De-legitimizing the Fed

The idea of the Federal Reserve becoming an arm of the president – any president – or a political party – any party – is truly frightening. I don’t know if all those people calling for the Fed to be reined in truly understand the history of central banks that act on the whim of political leaders. Those leaders are often dictators lording over banana republics.   

I happen to think Gary Cohn is the frontrunner to succeed Janet Yellen at the helm of the Federal Reserve. It would certainly make sense that the promise of that gig is what helped Trump lure Cohn away from Goldman Sachs in the first place. Would Cohn be a good Fed chair or a bad Fed chair? I don’t know. But he would be a Democrat working for a Republican president. That doesn’t mean he’ll be totally independent, but I doubt he would be a puppet.

Ray Dalio on threats to American democracy

If you can’t tell already, I am a big fan of CEOs speaking their minds about topics beyond the scope of their commercial interests. It doesn’t matter if I agree with what the CEO is saying, I just want more of them to have the courage to say something. Anything.
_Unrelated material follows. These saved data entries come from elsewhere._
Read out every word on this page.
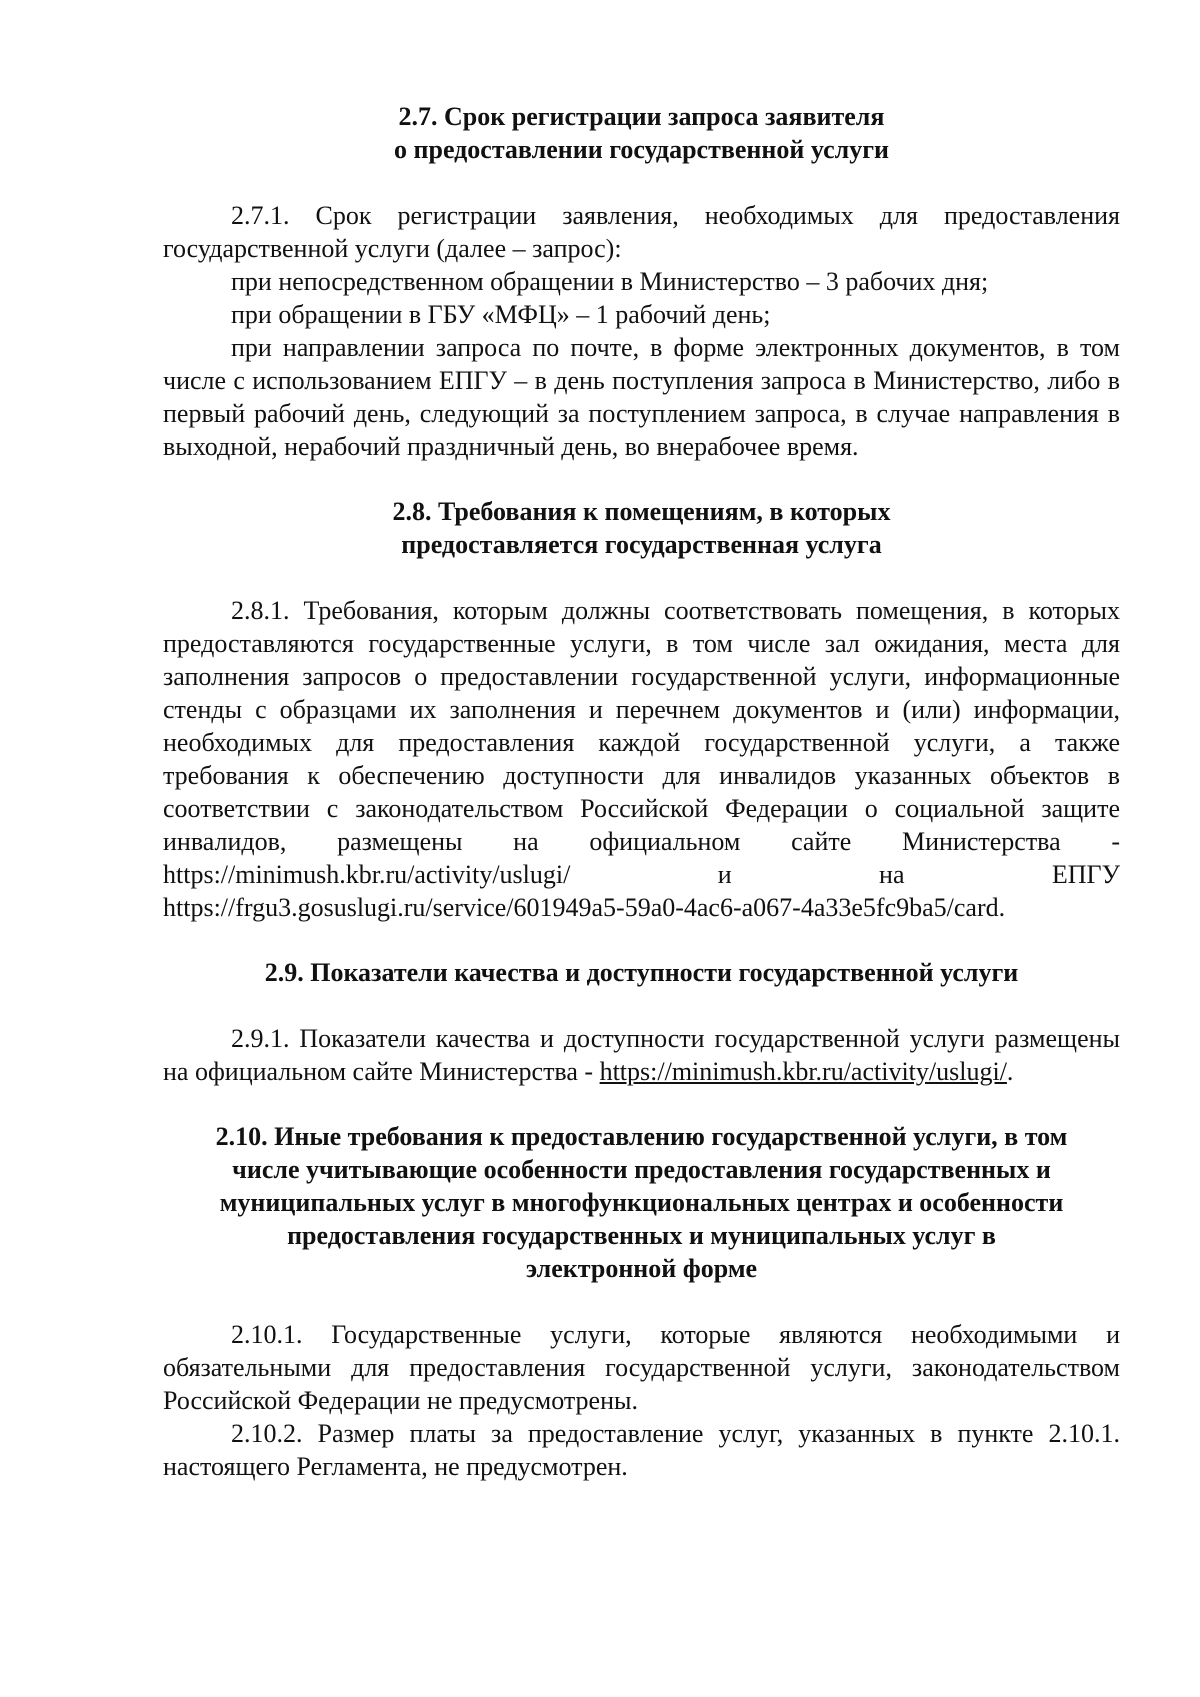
2.7. Срок регистрации запроса заявителя
о предоставлении государственной услуги

2.7.1. Срок регистрации заявления, необходимых для предоставления государственной услуги (далее – запрос):

при непосредственном обращении в Министерство – 3 рабочих дня;

при обращении в ГБУ «МФЦ» – 1 рабочий день;

при направлении запроса по почте, в форме электронных документов, в том числе с использованием ЕПГУ – в день поступления запроса в Министерство, либо в первый рабочий день, следующий за поступлением запроса, в случае направления в выходной, нерабочий праздничный день, во внерабочее время.

2.8. Требования к помещениям, в которых
предоставляется государственная услуга

2.8.1. Требования, которым должны соответствовать помещения, в которых предоставляются государственные услуги, в том числе зал ожидания, места для заполнения запросов о предоставлении государственной услуги, информационные стенды с образцами их заполнения и перечнем документов и (или) информации, необходимых для предоставления каждой государственной услуги, а также требования к обеспечению доступности для инвалидов указанных объектов в соответствии с законодательством Российской Федерации о социальной защите инвалидов, размещены на официальном сайте Министерства - https://minimush.kbr.ru/activity/uslugi/ и на ЕПГУ https://frgu3.gosuslugi.ru/service/601949a5-59a0-4ac6-a067-4a33e5fc9ba5/card.

2.9. Показатели качества и доступности государственной услуги

2.9.1. Показатели качества и доступности государственной услуги размещены на официальном сайте Министерства - https://minimush.kbr.ru/activity/uslugi/.

2.10. Иные требования к предоставлению государственной услуги, в том
числе учитывающие особенности предоставления государственных и
муниципальных услуг в многофункциональных центрах и особенности
предоставления государственных и муниципальных услуг в
электронной форме

2.10.1. Государственные услуги, которые являются необходимыми и обязательными для предоставления государственной услуги, законодательством Российской Федерации не предусмотрены.

2.10.2. Размер платы за предоставление услуг, указанных в пункте 2.10.1. настоящего Регламента, не предусмотрен.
That’s why I love what Bridgewater boss Ray Dalio posted on LinkedIn today. He mentions President Trump via the inclusion of some polling data, but doesn’t take any direct shots at Trump. Instead, he worries about the strains currently being placed on the fabric of American democracy:

“History has shown that democracies are healthy when the principles that bind people are stronger than those that divide them, when the rule of law governs disputes, and when compromises are made for the good of the whole—and that democracies are threatened when the principles that divide people are more strongly held than those that bind them and when divided people are more inclined to fight than work to resolve their differences. Conflicts have now intensified to the point that fighting to the death is probably more likely than reconciliation.”

Heavy stuff. And I am not gonna say Dalio is wrong. In fact, he seems to have penned the thoughts a lot of people across the political spectrum have been feeling.

 

WYWW Appetizers

Do you work in commodities? Apparently Goldman Sachs is hiring.

It’s that time of year again. The world’s central bankers are heading to Jackson Hole.

JPMorgan shows up late to the social justice party. Better late than never.